Administration Resubmits Bridenstine Nomination to Run NASA

Rep. Jim Bridenstine

The Trump Administration has resubmitted the nomination of Rep. Jim Bridenstine (R-OK) to serve as administrator of NASA. The administration also submitted the name of Jeffrey DeWit to serve as the space agency’s chief financial officer.

Bridenstine had a contentious confirmation hearing last year before the Senate Committee on Commerce, Science and Transportation, which narrowly confirmed the nomination along party lines. The re-submission of his nomination was a routine matter because the full Senate failed to vote on the nomination before the year ended.

Democrats criticized Bridenstine over his positions on Earth science research, global warming and various social issues. Sens. Bill Nelson (D-Fla.) and Marco Rubio (R-Fla.) has expressed opposition to Bridenstine, saying they have concerns about placing a politician in charge of an agency that has enjoyed bi-partisan support.

Republicans enjoy a 51-49 majority in the Senate. Vice President Mike Pence has the power to break 50-50 ties.

  • Robert G. Oler

    he is still unqualified

  • duheagle

    No, he’s not. Whether he’ll be any good is still, obviously, an open question. I’m cautiously optimistic. But, if things go as I hope over the next few years, what NASA does or doesn’t do will become steadily less important and so will the particular person who runs the place.

  • Robert G. Oler

    nothing happens without federal money…and yes he is unqualified…he cannot name when SLS is finished what date how much money

  • duheagle

    Nobody knows when SLS is going to be done, if ever. I guess that means we should leave the post of NASA Administrator vacant as there are no suitable candidates.

  • Robert G. Oler

    nope the answer is we need an administrator that will take control of either finishing it or cancelling it

  • duheagle

    Should Mr. Bridenstine get the job, as I expect to be the case, the degree, if any, to which e can influence the completion of SLS would certainly be one of the contributors to his final grade as NASA Administrator. But the NASA Administrator doesn’t actually have the power to cancel SLS.

  • Tom Billings

    “nope the answer is we need an administrator that will take control of either finishing it or cancelling it”

    And thus kill a NASA that can no longer get its budget through its Senate or House funding committees?
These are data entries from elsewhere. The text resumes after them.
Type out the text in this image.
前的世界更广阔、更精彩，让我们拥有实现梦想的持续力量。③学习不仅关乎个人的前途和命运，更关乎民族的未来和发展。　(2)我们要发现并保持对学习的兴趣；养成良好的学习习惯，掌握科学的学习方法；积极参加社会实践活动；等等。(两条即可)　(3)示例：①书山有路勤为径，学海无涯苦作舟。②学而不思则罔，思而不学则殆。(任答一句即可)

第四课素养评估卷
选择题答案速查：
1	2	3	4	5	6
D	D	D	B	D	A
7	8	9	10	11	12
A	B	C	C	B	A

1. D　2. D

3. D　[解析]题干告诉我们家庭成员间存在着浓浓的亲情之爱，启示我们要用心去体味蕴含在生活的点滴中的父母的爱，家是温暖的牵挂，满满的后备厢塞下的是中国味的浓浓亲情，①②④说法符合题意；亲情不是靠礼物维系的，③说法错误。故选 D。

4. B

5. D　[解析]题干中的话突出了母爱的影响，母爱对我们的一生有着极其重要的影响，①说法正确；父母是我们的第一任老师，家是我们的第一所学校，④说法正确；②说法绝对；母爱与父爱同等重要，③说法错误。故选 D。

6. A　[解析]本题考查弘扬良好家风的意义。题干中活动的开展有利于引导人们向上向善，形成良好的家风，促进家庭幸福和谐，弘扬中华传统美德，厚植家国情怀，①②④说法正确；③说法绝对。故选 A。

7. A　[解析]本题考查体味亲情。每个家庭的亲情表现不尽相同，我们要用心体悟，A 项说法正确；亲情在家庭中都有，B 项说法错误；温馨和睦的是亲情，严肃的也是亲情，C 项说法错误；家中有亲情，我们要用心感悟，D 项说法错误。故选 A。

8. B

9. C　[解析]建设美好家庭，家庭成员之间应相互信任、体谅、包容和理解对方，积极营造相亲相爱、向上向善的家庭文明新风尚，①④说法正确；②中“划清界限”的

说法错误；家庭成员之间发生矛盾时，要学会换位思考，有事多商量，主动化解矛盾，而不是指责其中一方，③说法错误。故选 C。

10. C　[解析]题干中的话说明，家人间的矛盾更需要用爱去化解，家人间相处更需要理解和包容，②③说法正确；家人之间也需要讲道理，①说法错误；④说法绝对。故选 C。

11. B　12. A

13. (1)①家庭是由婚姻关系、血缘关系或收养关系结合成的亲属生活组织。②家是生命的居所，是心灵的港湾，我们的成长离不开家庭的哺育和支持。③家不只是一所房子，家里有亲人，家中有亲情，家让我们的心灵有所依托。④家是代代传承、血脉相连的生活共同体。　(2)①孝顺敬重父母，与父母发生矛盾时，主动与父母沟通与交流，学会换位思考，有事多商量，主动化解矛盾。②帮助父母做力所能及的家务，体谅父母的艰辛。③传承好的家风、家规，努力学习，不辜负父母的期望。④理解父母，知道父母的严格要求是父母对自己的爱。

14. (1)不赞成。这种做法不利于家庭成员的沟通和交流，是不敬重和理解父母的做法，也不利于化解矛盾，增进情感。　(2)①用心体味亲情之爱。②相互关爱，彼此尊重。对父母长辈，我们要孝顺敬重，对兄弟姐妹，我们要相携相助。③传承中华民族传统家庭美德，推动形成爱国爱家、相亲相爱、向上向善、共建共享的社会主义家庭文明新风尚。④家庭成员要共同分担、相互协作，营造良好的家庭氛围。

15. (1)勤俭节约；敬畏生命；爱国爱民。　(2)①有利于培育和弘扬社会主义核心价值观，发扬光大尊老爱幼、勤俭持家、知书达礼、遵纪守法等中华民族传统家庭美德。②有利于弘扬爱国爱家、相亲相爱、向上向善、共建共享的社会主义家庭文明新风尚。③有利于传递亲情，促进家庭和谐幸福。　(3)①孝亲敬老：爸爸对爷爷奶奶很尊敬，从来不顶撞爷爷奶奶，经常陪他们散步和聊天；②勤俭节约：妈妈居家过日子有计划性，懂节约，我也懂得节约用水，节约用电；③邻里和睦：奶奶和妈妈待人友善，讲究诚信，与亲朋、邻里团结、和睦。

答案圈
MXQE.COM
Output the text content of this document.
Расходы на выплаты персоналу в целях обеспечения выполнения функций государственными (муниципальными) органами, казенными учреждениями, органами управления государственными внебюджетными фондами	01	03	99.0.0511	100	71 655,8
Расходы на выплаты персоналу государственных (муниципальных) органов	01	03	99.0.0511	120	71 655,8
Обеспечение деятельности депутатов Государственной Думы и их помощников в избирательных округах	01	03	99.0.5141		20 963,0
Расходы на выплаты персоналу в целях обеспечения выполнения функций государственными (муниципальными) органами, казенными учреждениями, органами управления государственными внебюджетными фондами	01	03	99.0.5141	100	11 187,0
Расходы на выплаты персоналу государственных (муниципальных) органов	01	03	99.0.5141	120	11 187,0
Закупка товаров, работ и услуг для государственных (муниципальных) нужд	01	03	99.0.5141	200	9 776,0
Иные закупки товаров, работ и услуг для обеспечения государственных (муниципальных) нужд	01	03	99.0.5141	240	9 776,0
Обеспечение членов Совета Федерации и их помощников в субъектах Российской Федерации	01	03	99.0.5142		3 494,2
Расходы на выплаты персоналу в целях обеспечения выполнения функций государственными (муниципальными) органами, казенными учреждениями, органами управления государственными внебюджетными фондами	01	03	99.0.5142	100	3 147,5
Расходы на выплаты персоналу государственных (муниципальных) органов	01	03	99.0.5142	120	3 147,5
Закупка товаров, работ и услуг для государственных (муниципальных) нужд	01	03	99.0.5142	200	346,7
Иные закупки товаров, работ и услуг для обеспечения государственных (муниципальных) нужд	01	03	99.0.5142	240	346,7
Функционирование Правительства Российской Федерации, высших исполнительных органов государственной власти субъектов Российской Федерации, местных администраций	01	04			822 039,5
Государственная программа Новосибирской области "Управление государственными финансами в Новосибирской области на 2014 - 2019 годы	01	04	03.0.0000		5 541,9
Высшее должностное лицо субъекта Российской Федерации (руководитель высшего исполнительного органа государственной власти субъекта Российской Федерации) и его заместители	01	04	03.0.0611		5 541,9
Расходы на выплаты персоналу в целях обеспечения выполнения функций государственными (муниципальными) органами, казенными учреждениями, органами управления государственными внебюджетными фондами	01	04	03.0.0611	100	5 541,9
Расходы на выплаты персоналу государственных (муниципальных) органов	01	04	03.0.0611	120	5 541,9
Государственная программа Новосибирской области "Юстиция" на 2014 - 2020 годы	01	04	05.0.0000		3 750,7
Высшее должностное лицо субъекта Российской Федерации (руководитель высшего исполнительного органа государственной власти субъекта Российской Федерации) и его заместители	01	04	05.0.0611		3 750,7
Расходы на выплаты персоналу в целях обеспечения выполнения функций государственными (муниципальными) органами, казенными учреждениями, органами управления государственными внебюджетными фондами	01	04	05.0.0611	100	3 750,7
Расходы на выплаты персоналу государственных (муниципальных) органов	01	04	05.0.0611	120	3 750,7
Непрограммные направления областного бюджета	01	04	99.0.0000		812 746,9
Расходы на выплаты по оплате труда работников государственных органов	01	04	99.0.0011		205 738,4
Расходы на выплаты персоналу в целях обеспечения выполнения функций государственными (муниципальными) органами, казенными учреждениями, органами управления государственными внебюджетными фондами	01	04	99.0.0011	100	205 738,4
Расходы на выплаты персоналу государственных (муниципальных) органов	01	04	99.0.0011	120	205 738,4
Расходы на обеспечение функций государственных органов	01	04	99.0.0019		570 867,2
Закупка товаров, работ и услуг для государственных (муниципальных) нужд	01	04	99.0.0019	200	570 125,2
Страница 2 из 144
The SLS/Orion coalition wants funding to continue into their districts without their sainted selves having to lay out political capital for passing funding for 20 competently conceived smaller line item NASA tech development projects to replace SLS. I’d rather some other solution was raised, because yours will sink NASA in a suicide dash at the LBJians on the funding committees in the House and Senate. I have always hated the high agency costs of NASA’s funding hierarchy, but I won’t just pretend they do not exist.

  • Robert G. Oler

    there is no space future with SLS

  • Robert G. Oler

    he has the power to go to the President and suggest that

  • Tom Billings

    Yes, he does, and the Committee Chairs have the power to tell Trump to go fly a kite. If Trump wants any NASA budget at all, they will insist their moster pork pie be included in it.

  • Tom Billings

    Not for NASA, not until NASA abandons an already flying SLS, yes. Since the last 70 years have seen Congress craft an aerospace industry where the major profit center, and the major conduit for money to Congress members’ constituents, is R&D, not production, then the low costs of New Glenn, BFR/BFS, and space manufacturing will sink SLS expendables once SLS is in production, but not the R&D phase.

    The reusables will launch equipment the diameter of SLS at 5% of its costs. The fact that privately financed orbiting factories can build a 100m+ space telescope for <1 percent of what it takes to launch it from Earth will certainly kill SLS, but not until those factories are already in orbit, serving private markets, without funding from Congress.